Yesterday I spent the morning at a meeting of housing policy types. Around the table were policy-makers, practitioners, voluntary sector representatives, and a sprinkling of academics. Everyone there was, as far as I could tell, signed up to the idea that good quality, secure and affordable housing is not only desirable in its own right but also has positive impacts on a whole range of other policy areas – health and social care, education, economic performance, combating poverty and social exclusion.
The discussion ranged widely. Part of the morning was spent considering how to get the message out. While the housing policy community might all subscribe to the powerful benefits of good housing, that isn’t a position embraced within all the relevant policy circles. Or, rather, it is a position that many politicians and policy-makers will acknowledge, but not acknowledge the issue as sufficiently high up the agenda to devote a sizable share of scarce resources to it, in the face of competing claims.*
Our discussion yesterday didn’t come to any very definite conclusions. That wasn’t the aim. But it made me think about Baumgartner and Jones’s punctuated equilibrium theory (see Paul’s excellent brief summary).

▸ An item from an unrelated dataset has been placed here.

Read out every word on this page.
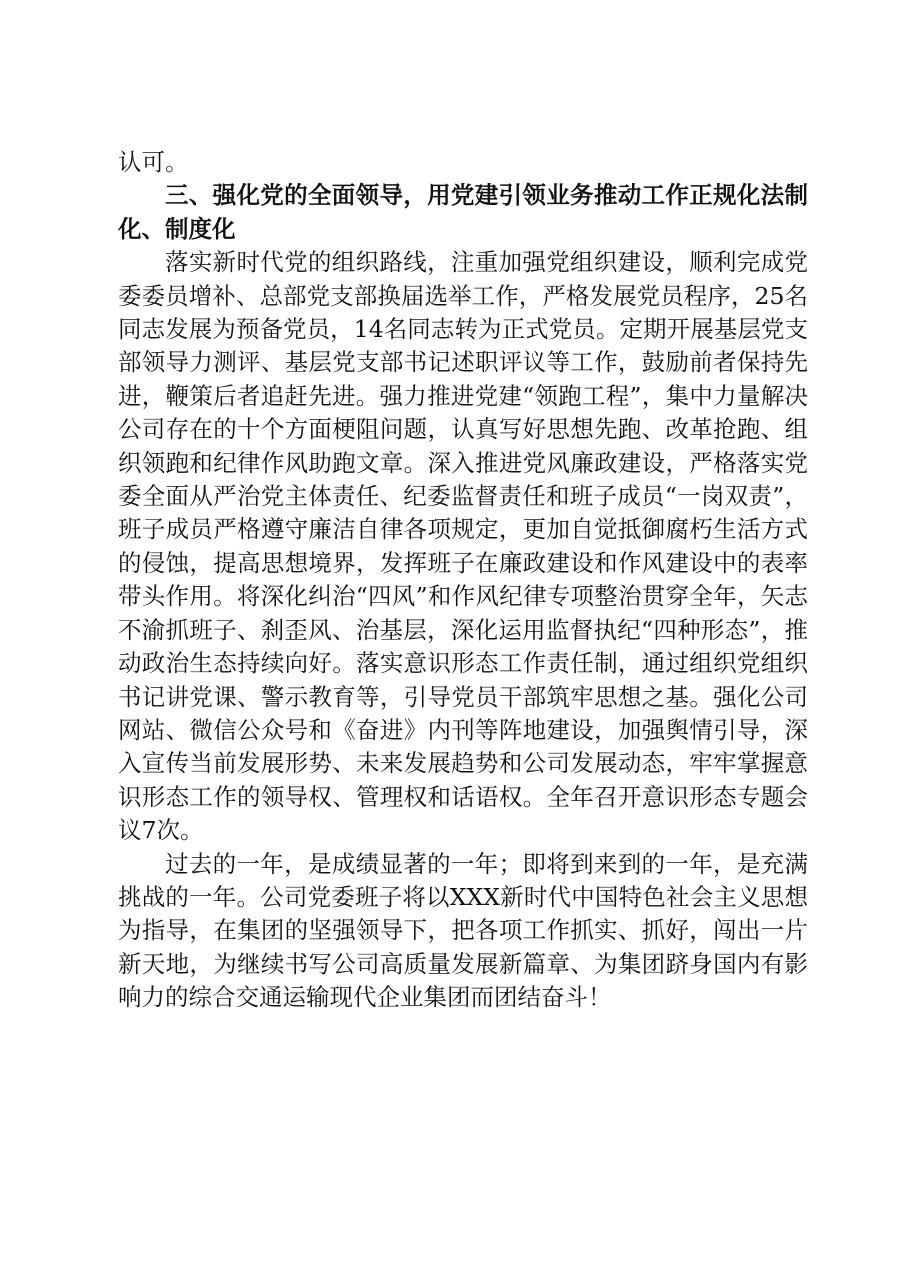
认可。

三、强化党的全面领导，用党建引领业务推动工作正规化法制化、制度化

落实新时代党的组织路线，注重加强党组织建设，顺利完成党委委员增补、总部党支部换届选举工作，严格发展党员程序，25名同志发展为预备党员，14名同志转为正式党员。定期开展基层党支部领导力测评、基层党支部书记述职评议等工作，鼓励前者保持先进，鞭策后者追赶先进。强力推进党建“领跑工程”，集中力量解决公司存在的十个方面梗阻问题，认真写好思想先跑、改革抢跑、组织领跑和纪律作风助跑文章。深入推进党风廉政建设，严格落实党委全面从严治党主体责任、纪委监督责任和班子成员“一岗双责”，班子成员严格遵守廉洁自律各项规定，更加自觉抵御腐朽生活方式的侵蚀，提高思想境界，发挥班子在廉政建设和作风建设中的表率带头作用。将深化纠治“四风”和作风纪律专项整治贯穿全年，矢志不渝抓班子、刹歪风、治基层，深化运用监督执纪“四种形态”，推动政治生态持续向好。落实意识形态工作责任制，通过组织党组织书记讲党课、警示教育等，引导党员干部筑牢思想之基。强化公司网站、微信公众号和《奋进》内刊等阵地建设，加强舆情引导，深入宣传当前发展形势、未来发展趋势和公司发展动态，牢牢掌握意识形态工作的领导权、管理权和话语权。全年召开意识形态专题会议7次。

过去的一年，是成绩显著的一年；即将到来到的一年，是充满挑战的一年。公司党委班子将以XXX新时代中国特色社会主义思想为指导，在集团的坚强领导下，把各项工作抓实、抓好，闯出一片新天地，为继续书写公司高质量发展新篇章、为集团跻身国内有影响力的综合交通运输现代企业集团而团结奋斗！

More specifically, it suggested that we might benefit from attending to the idea of “venue shopping”. In seeking to explain how extended periods of policy stability can be followed by periods of rapid policy change B&J highlighted the key role that changing policy venues could play. In some respects this is just working through the implications of Mark Twain’s observation that if you always do what you’ve always done then you’ll always get what you’ve always got.
If discussions of housing and housing policy are restricted to housing policy circles then the outcome is quite likely to be policy stability. We agree, they disagree. Nothing changes. If you move to other venues and get other policy actors involved then that can destabilize consensus or stalemate, foster new thinking, or inject new urgency into the debate.
We are used to thinking about the connections between housing, health, and social care, even though there is still a job of work to do to convince colleagues in health. And we are familiar with the idea of housing and housing organisations as central to anti-poverty strategies. But the contemporary discussion of housing and education is less well developed. Some of the lessons we learnt many years ago about the value of adequate stable accommodation to child development and educational attainment appear to have been lost. They may still be part of the housing discussion. But are they a clearly articulated part of the education debate?
Similarly, while housing costs are part of the discussion around the bottom end of the labour market – it is a key part of the story of the introduction of Universal Credit – it is perhaps a less central part of the story of local economic development or economic growth. Construction surely features in discussions of ways to give the economy a short term boost. But the point here is to be clear about how a better functioning housing market is integral to the infrastructure needed to sustain economic performance.
You might say that we know this. I sort of agree. But I sort of disagree. The other part of the B&J argument is that it is not only about opening up the discussion in a new venues, but also about the introduction of new stakeholders to the discussion. It’s no good people like me pitching up in new places saying that housing is important. We would say that wouldn’t we. When business leaders and industry lobby groups start highlighting the issue and pressing the case we might see policy sitting up and taking notice. It won’t just be Eric Pickles who gets his ear bent but Vince Cable and George Osborne as well. In a world where local spatial development policy is passing beyond democratic control and into the hands of the Local Enterprise Partnerships, the sorts of people who need to be hearing the housing message are changing.
In some respects this is no more than to observe that housing needs to hitch itself to policy debates that loom larger in politicians’ thinking. And such a strategy would be entirely justified. Housing expenditure is preventative and facilitative. That means we are not necessarily talking about incurring increasing public spending overall. We’re talking about spending smarter. But it needs policy to think holistically not departmentally, something that it has traditionally found rather difficult.
Venue shopping. It could be the key to progress.
* And please don’t respond by talking about Help to Buy. That may involve large sums of money, but it also involves large dollops of idiocy.